Ich kam mir vor wie in einer Zeitreise:
am 22.3.2009 nahm ich an den Frankfurter Dialogen im Frankfurter Schauspielhaus teil und habe mit Daniel Cohn-Bendit, Ernst Wilhelm Händler, Rainer Hank, Thomas Kuczynski und Martin Lüdke als Moderator über die Systemfrage diskutiert: ist der Kapitalismus noch zeitgemäß? Der ewige Ökonomenstreit, der wie immer die Lager entzweit: diejenigen, die den freien Markt mit seinen selbst heilenden Kräften und ohne Regulierung als die einzige Form der Wohlstandsschaffung sehen und diejenigen, die den Staat allein agieren lassen wollen und ein eigenes Wirtschaftssystem ablehnen.

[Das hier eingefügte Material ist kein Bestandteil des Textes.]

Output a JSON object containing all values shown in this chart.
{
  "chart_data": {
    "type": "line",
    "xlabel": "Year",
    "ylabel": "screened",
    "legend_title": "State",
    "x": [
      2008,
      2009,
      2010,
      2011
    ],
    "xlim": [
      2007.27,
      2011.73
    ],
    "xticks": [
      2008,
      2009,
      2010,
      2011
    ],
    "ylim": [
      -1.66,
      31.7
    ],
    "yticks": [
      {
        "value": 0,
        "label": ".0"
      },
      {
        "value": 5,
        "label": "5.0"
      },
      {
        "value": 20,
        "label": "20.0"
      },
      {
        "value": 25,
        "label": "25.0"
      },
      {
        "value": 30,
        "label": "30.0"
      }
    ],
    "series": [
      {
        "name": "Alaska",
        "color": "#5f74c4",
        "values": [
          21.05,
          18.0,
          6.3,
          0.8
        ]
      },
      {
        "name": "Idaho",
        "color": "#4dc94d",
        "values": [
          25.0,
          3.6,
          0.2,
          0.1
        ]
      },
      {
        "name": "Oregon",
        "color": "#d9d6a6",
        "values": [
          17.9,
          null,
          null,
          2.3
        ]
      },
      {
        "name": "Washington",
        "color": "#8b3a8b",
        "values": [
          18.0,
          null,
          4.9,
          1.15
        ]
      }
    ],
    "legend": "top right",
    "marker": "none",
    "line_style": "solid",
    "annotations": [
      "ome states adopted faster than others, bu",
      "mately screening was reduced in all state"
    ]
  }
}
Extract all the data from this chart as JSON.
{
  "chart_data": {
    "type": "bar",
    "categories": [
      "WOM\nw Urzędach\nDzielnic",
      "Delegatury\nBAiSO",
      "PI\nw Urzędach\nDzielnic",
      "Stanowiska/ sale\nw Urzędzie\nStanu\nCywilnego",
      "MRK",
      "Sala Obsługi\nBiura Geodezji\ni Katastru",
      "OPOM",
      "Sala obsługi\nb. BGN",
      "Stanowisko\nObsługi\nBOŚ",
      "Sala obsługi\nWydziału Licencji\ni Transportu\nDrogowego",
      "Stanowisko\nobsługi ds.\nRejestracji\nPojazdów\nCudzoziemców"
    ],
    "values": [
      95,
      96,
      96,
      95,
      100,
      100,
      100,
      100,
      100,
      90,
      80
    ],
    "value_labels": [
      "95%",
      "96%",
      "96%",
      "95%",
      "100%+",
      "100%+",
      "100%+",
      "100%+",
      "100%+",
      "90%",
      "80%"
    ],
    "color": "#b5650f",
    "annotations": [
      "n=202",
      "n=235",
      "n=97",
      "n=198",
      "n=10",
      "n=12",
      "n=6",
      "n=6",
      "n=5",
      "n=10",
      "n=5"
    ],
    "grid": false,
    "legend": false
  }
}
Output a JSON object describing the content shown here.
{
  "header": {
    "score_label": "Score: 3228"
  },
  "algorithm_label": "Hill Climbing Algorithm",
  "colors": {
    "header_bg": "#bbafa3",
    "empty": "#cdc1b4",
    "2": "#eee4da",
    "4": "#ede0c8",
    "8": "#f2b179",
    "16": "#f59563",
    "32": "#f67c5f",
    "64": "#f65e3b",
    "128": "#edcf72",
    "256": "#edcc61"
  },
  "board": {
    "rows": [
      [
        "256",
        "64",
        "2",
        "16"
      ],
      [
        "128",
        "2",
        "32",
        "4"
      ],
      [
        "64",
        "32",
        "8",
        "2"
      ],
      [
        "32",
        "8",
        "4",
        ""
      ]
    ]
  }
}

Vor Jahrzehnten haben sich ganze Länder an der Systemfrage entzweit. In der heutigen Welt haben wir verstanden, dass der Markt allein nicht nur Wohlstand hervorbringt, sondern auch soziale Ungleichheiten und Fehlentwicklungen, wie die Finanzkrise derzeit eindruckvoll zeigt. Ist die Finanzkrise wirklich ein Beleg dafür, dass der Kapitalismus ausgedient hat?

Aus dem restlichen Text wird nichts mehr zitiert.